DEMOKRATİK REJİMİN NAMUSU SANDIKTIR
Anayasamızın 68. Maddesine göre, “siyasi partiler, demokratik siyasi hayatın vazgeçilmez unsurlarıdır.” Her partinin farklı tüzüğü, farklı siyasi programı, farklı dünya görüşü vardır. Partiler arasında farkların olması da son derece doğaldır. Zaten farklı görüşlerin olmadığı ve bu farklı görüşlerin ifade edilmediği rejime de demokrasi denmez. Demokrasi; toplumdaki her türlü farklılığı, siyaset aracılığıyla, temsil ve yönetim mekanizmalarına taşıyan rejimin adıdır. Demokratik rejimlerin namusu da sandıktır. Sandıktan çıkan sonuca herkes saygı duymak zorundadır. 31 Mart ve 23 Haziran seçimleri, Türkiye’mizin demokratik hayatında yeni bir sayfa açmıştır. Milletimiz, sandıkta kendi kaderine sahip çıkmış; Saray dayatmalarına, yargı darbelerine, mızıkçılıklara, yalılardaki siyaset mühendislerine karşı sözünü sandıkta çok da gür bir şekilde söylemiştir. Milletimizin iradesi Mart’ın sonunu Bahar, Haziran’ın sonunu ise aydınlık bir yaz yapmıştır. Milletin kararlılığı; demokratik sistemimizin dayanıklılığı ve gücünü de dosta, düşmana, tüm dünyaya göstermiştir. Saray yönetiminin, uzunca bir süredir aşındırdığı uluslararası itibarımızı; milletimiz onarmış, ayağa kaldırmıştır.
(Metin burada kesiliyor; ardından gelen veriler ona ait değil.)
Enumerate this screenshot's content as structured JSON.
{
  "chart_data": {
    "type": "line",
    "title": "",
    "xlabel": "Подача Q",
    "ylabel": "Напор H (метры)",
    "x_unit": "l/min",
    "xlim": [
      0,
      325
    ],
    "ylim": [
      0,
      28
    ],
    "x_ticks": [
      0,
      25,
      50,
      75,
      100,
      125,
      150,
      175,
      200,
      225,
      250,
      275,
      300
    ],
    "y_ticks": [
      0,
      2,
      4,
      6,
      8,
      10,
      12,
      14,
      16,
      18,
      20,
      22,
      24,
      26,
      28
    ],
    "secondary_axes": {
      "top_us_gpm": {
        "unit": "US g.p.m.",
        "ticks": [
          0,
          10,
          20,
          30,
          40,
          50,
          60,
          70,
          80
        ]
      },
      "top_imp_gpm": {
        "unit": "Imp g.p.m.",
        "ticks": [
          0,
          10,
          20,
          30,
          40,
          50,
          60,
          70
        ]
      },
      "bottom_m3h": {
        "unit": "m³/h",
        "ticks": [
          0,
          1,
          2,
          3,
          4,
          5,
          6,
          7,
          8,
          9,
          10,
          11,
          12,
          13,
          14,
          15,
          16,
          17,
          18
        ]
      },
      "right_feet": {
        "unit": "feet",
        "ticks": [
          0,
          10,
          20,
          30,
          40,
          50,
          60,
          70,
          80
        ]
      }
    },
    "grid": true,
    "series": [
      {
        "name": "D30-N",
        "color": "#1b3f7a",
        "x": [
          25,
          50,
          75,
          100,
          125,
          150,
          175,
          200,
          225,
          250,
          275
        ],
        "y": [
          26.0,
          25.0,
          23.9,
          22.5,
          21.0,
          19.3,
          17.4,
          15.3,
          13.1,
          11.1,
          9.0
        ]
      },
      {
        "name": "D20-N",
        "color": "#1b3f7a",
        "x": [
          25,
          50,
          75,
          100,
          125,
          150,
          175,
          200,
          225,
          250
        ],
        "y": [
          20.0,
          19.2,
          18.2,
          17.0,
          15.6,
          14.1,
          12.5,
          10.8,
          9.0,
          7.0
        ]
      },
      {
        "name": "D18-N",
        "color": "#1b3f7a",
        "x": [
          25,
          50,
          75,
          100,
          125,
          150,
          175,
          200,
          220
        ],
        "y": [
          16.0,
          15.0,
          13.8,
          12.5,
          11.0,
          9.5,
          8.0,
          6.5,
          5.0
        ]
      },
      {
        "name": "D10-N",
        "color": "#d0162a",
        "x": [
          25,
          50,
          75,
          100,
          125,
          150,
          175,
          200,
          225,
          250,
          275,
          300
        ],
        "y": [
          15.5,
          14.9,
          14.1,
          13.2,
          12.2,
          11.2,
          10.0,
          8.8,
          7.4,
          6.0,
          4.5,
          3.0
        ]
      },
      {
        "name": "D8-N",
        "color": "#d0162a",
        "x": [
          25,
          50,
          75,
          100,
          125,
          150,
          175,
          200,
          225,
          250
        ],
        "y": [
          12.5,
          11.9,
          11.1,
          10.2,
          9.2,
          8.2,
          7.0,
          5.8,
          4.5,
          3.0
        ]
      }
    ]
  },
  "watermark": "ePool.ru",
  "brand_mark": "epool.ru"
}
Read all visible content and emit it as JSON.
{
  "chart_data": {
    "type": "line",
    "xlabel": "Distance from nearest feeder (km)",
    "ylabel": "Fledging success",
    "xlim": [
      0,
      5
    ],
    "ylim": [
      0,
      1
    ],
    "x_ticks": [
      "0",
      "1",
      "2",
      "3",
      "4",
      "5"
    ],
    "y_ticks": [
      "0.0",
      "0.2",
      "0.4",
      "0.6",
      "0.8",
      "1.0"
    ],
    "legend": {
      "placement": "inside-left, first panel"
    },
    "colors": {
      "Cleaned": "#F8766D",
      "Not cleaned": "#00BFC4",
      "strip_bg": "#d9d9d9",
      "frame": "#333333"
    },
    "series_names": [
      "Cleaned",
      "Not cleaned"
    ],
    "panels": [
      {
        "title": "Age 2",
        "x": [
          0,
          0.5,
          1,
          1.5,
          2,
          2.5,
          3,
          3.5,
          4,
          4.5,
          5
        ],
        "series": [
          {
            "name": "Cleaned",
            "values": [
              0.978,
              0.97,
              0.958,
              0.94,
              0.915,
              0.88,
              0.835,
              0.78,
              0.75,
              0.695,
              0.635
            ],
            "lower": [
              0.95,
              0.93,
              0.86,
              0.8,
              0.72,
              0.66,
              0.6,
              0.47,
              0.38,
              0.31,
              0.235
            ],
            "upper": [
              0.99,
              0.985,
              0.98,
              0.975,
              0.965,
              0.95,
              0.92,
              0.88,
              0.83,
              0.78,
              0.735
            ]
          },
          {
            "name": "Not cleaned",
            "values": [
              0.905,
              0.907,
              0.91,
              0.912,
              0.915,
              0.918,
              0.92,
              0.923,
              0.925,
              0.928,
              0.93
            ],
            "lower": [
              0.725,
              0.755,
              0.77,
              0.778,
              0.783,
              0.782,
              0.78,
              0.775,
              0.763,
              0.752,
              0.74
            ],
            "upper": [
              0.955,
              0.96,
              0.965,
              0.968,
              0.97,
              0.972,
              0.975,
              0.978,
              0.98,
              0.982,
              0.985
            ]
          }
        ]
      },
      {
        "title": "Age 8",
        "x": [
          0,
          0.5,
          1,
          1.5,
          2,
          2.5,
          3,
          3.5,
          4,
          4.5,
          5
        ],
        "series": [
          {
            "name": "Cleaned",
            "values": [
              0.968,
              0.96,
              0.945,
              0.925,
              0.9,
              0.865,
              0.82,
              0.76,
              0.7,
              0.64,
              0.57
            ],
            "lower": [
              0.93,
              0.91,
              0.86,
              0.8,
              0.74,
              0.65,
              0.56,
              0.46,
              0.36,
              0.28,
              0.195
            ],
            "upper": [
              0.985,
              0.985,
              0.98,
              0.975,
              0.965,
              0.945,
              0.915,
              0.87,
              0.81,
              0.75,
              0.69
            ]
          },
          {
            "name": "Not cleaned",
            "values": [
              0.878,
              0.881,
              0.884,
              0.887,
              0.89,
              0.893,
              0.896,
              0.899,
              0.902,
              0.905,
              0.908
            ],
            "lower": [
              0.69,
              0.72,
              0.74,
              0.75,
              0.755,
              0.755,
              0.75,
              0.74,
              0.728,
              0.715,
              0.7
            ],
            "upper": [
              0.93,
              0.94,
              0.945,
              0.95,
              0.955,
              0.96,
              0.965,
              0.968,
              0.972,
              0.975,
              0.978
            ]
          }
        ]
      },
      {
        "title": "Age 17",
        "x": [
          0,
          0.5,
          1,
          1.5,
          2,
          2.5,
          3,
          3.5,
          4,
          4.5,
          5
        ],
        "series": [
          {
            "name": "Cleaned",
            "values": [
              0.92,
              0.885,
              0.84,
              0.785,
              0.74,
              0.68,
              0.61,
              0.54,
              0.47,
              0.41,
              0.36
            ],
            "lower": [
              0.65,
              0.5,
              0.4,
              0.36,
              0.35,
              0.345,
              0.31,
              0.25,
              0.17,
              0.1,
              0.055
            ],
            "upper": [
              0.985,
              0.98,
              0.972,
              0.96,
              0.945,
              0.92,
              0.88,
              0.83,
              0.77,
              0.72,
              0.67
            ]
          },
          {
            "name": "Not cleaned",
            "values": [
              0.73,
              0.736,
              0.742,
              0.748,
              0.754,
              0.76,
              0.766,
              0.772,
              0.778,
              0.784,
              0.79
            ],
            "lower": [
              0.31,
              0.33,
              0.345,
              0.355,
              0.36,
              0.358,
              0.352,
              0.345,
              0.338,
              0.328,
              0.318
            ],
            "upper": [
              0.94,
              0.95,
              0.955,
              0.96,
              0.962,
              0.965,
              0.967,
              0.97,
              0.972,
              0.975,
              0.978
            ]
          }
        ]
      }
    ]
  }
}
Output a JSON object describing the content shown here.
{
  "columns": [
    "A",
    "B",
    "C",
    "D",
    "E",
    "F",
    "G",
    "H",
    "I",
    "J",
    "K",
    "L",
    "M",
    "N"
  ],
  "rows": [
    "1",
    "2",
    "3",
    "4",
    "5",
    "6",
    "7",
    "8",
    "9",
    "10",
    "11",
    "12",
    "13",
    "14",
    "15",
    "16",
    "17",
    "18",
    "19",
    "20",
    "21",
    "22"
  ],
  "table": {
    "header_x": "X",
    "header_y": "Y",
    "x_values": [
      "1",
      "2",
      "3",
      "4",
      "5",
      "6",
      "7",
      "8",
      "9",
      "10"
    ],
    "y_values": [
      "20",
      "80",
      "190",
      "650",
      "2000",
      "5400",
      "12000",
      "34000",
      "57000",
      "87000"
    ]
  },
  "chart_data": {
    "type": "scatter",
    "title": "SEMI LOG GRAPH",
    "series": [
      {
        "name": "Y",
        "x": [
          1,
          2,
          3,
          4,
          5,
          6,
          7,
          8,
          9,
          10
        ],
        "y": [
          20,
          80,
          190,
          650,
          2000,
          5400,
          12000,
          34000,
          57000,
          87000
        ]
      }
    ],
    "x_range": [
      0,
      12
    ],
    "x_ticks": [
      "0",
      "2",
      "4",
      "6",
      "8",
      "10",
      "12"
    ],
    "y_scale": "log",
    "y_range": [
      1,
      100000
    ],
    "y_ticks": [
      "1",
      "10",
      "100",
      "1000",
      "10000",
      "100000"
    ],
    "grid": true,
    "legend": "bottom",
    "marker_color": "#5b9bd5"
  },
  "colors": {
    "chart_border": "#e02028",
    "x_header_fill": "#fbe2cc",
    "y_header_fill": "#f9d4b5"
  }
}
DEMOKRASİMİZİN YAZINI KIŞA ÇEVİRMEK İSTİYORLAR
Ancak içeride ve dışarıda yakalanan bu olumlu hava; anlaşılan birilerini rahatsız etmiştir. Saraylarda, yalılarda mukim bazı siyaset mühendisleri, demokrasimizin yazını kışa çevirmek amacıyla, yeni karanlık senaryoları tedavüle sokmuştur. Saray iktidarı, 31 Mart seçimlerinden yaklaşık beş ay sonra, yeniden mızıkçılığa başlamış; Van, Mardin, Diyarbakır’da belediye başkanlıklarına o ilin valilerini kayyum atayarak milletin iradesini yok saymıştır. Sarayın kibirlisi, anlaşılan 23 Haziran’dan dersini almamış, millet iradesiyle inatlaşma olmayacağını hala öğrenememiştir.
MAHKEMELER KARAR VERİR, SARAY DEĞİL
Anayasamızın 67. Maddesine göre Türkiye Cumhuriyeti vatandaşları, “kanunda gösterilen şartlara uygun olarak” seçme ve seçilme hakkına sahiplerdir. Bu belediye başkanları, Yüksek Seçim Kurulu tarafından, seçimlerde aday olmalarına mani bir hal görülmediğine göre kanunların emrettiği seçimlere girebilme şartlarını yerine getirmişlerdir. Dolayısıyla adli makamlar nezdinde bu başkanların kamu hizmetine girmelerinde herhangi bir sakınca yoktur. Eğer bu başkanlar hakkında, teröre yardım ve yataklık yaptıkları konusunda ciddi emare, delil ve bulgular varsa bunu kovuşturacak ve karara bağlayacak yer mahkemelerdir. Saray değildir. Cumhuriyet Savcıları iddianamelerini hazırlar, gereken delilleri dosyaya koyar, kovuşturmayı da mahkeme yapar.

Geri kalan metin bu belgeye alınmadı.